「世の不条理を歌いたいとお願いしました。今の世の中って自分の思い通りにいかないことがいっぱいあって、一所懸命頑張っても報われなかったり、ひどい目にあったり、不条理に満ちていると思うんです。それをキーワードにして、椎名さんがどんな扉を開けてくれるか全面的に信頼して待ってました」
椎名林檎が詞と曲で描いた不条理を、石川さゆりが歌唱で表現したのが「暗夜の心中立て」と「名うての泥棒猫」というわけだ。
世間が笑おうと莫迦(ばか)にしようと自分の心の真実にまっしぐらに生きる女。男が勝手に舞い込み勝手にすり寄って勝手に立ち去っていったのに世間に泥棒猫呼ばわりされる女は、修羅の外から醒(さ)めた目で勝手にしろと歌う。世に満ちた不条理を悲しんだり嘆いたり恨んだりすねたりしていない女。不条理にまっすぐ立ち向かう女の姿を見事に浮かび上がらせている。ひとつは強く、ひとつは軽快に。

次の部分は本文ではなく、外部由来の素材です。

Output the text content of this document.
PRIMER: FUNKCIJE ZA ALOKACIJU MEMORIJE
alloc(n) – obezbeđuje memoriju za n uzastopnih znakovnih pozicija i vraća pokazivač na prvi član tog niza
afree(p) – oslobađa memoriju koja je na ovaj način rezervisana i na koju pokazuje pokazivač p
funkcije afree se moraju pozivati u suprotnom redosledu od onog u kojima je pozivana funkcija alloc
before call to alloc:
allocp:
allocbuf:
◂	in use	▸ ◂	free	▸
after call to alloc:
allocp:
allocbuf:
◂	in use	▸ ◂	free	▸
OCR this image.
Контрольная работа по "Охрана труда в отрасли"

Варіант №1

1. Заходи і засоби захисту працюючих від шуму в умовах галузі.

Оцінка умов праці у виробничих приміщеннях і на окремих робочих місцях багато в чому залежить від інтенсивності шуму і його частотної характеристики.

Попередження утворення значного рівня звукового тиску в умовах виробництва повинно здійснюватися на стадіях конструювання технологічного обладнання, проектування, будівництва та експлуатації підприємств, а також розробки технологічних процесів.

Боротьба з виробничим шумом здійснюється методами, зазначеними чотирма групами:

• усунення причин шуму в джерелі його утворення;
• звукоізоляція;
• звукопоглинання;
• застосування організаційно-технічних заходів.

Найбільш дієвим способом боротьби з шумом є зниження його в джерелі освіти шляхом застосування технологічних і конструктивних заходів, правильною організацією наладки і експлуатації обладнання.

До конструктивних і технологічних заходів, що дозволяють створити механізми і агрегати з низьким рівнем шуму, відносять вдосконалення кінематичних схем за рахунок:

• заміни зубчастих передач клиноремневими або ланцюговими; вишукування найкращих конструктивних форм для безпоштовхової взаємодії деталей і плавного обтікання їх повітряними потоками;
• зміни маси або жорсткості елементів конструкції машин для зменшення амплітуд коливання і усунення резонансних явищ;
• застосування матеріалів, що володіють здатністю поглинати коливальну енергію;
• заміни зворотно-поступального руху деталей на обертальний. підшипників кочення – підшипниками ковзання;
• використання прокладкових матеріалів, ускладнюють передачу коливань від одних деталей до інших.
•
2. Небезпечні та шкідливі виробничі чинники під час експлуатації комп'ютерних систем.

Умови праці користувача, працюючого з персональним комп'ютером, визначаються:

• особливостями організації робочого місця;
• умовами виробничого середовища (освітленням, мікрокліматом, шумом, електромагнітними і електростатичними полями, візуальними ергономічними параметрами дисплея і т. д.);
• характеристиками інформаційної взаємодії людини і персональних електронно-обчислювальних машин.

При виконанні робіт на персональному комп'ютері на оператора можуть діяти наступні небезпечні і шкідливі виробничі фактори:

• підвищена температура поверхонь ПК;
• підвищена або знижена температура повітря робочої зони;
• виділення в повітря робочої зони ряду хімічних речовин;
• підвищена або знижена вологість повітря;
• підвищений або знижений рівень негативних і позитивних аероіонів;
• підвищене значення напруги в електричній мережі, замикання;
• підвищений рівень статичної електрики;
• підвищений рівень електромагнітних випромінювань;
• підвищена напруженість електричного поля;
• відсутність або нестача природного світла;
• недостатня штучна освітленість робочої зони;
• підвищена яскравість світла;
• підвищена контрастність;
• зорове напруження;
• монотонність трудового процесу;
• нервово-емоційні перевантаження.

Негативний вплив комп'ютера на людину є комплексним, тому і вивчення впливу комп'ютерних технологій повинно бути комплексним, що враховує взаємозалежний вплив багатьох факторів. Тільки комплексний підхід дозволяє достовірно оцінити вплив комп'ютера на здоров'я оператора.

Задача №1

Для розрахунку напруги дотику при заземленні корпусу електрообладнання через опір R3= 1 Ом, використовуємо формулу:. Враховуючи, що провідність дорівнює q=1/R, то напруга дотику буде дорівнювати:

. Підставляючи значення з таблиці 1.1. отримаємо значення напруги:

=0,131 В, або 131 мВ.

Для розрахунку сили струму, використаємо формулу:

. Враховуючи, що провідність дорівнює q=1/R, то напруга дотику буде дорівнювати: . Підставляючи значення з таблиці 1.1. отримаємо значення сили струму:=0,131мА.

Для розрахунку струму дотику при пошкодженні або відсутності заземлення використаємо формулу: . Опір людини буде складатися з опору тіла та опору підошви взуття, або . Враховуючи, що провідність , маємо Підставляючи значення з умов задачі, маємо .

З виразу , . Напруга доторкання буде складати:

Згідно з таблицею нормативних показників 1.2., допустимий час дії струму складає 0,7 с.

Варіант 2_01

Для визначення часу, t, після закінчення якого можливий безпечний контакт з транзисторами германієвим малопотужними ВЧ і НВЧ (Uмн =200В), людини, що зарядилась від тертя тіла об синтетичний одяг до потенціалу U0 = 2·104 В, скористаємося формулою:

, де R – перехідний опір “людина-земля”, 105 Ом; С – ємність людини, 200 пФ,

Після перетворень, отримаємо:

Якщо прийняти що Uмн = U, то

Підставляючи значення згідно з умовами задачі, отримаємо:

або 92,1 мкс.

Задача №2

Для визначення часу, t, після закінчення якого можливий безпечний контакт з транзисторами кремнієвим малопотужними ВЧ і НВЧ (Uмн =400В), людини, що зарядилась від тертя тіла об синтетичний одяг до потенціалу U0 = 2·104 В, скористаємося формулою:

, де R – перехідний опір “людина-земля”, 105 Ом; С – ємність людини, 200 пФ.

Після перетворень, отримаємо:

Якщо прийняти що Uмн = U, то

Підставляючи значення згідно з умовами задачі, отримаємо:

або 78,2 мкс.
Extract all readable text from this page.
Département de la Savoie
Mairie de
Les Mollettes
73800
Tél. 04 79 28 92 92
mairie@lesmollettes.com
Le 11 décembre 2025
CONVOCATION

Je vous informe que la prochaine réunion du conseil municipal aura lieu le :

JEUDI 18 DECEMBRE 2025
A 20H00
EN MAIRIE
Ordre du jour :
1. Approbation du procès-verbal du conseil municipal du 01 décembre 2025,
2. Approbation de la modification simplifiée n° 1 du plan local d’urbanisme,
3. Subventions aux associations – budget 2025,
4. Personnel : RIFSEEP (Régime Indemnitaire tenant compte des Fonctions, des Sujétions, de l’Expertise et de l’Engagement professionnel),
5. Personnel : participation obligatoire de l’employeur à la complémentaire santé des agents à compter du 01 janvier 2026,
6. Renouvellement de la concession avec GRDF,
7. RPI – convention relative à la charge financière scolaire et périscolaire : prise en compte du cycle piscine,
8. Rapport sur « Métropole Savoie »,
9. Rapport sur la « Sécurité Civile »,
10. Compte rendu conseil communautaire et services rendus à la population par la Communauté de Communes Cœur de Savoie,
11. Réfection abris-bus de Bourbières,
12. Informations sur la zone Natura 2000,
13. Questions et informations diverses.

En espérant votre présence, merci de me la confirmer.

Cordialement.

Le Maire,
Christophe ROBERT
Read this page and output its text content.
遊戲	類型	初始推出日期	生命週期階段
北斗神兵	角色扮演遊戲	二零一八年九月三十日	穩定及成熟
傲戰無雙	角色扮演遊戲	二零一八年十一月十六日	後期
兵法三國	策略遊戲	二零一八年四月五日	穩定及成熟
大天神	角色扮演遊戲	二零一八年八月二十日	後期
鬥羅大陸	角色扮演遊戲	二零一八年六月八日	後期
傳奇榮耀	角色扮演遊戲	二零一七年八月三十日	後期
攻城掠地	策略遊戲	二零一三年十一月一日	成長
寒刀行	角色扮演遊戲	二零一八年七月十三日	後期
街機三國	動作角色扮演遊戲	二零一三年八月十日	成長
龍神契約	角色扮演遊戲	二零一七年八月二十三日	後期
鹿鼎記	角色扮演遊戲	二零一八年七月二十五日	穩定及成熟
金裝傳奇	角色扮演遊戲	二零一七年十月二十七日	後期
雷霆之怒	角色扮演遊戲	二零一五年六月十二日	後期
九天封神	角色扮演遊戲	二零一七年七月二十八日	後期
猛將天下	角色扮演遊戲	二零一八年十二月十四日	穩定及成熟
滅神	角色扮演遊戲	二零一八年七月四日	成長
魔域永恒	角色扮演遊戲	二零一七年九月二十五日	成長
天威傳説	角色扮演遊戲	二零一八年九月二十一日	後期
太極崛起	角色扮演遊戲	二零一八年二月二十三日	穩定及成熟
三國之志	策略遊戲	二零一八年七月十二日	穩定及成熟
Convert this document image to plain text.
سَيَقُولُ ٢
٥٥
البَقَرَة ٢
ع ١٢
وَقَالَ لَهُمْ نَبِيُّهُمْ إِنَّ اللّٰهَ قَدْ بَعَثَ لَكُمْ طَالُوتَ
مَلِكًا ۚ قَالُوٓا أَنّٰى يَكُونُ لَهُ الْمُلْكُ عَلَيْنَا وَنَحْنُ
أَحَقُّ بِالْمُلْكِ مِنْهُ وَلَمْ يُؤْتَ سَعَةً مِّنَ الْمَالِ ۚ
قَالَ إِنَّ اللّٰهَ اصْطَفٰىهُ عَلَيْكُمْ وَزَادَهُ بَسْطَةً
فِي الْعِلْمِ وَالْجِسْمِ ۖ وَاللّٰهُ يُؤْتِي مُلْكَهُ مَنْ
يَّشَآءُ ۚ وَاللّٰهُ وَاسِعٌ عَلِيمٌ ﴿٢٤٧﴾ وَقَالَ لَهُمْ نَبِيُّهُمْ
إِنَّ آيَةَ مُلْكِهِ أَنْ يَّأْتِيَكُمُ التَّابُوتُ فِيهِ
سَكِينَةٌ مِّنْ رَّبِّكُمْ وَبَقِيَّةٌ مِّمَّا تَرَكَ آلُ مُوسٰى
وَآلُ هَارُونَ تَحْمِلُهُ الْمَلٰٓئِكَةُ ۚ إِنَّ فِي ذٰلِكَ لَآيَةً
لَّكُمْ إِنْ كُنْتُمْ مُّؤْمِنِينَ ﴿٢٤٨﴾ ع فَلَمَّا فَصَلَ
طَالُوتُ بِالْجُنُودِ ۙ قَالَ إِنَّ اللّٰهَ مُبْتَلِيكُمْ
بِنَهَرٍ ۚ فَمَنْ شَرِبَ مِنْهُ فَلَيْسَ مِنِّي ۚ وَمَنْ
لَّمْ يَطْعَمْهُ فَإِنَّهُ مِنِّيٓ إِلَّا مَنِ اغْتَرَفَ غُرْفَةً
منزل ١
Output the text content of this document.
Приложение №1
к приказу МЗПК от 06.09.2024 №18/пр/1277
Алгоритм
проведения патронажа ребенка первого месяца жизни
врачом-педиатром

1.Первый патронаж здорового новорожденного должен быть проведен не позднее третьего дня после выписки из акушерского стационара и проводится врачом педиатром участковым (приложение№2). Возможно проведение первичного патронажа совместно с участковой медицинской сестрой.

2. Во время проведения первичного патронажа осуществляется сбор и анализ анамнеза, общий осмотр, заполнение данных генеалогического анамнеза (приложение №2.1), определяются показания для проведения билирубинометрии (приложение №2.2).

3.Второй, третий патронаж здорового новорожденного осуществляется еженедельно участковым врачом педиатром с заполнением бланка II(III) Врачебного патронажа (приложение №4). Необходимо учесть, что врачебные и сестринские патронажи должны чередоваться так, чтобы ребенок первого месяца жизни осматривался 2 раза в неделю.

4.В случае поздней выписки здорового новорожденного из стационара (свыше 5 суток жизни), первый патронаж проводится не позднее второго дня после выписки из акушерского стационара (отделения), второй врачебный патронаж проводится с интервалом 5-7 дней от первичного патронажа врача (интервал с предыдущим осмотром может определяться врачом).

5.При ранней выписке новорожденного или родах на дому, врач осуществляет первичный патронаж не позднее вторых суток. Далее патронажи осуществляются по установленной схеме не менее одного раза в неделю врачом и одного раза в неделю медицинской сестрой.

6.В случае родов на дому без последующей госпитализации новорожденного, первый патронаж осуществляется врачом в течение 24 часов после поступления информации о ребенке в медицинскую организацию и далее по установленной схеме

女の弱さではなく女の強さが艶やかに重ねられていく。強くさせる世の不条理、世間の無情の中をけっして目を伏せることなく生きていく女の姿はカッコいい。そんな女の姿を想像していると、石川さゆりのデビューからの道のりに重なって見えてきた。芸能界での石川の歩みは、不条理から始まったような印象が私にあるせいかもしれない。
どこまでも本気で跳ぶ
1973年に白い帽子姿の「かくれんぼ」でデビューした時の石川は15歳。故郷の熊本で、小学校1年の時に母に連れられて出かけた「島倉千代子ショー」の七色の光のまばゆさが、子どもの心に「私もあの人のようになりたい」という将来の夢を灯した。その光に向かってまっしぐらに進んできた少女だった。デビュー曲は中ヒットし、同じホリプロに所属する森昌子、山口百恵とアイドル三人娘として順調にスタートを切ったはずだった。が、いつの間にかその一角は同じ白い帽子の桜田淳子に変わって、世間はそっちに群がっている。中ヒットは続けるものの、強烈な光源の周辺は闇が濃くなる。なんで? と私ですら気になったのだから、15歳の少女の心の中をどんな風が吹き抜けていたのだろうと思うと察するに余りある。当時のことを問うと、一瞬遠い目をして即座にひと言。
「昔のことだから、よく覚えてないなあ」
覚えていないわけではないだろうが、今それを語って何になる。引きずっていたら今の石川さゆりが存在することなどなかったのだから。そんな声なき声が聞こえたようで、こちらも無駄な質問を即座に引っ込める。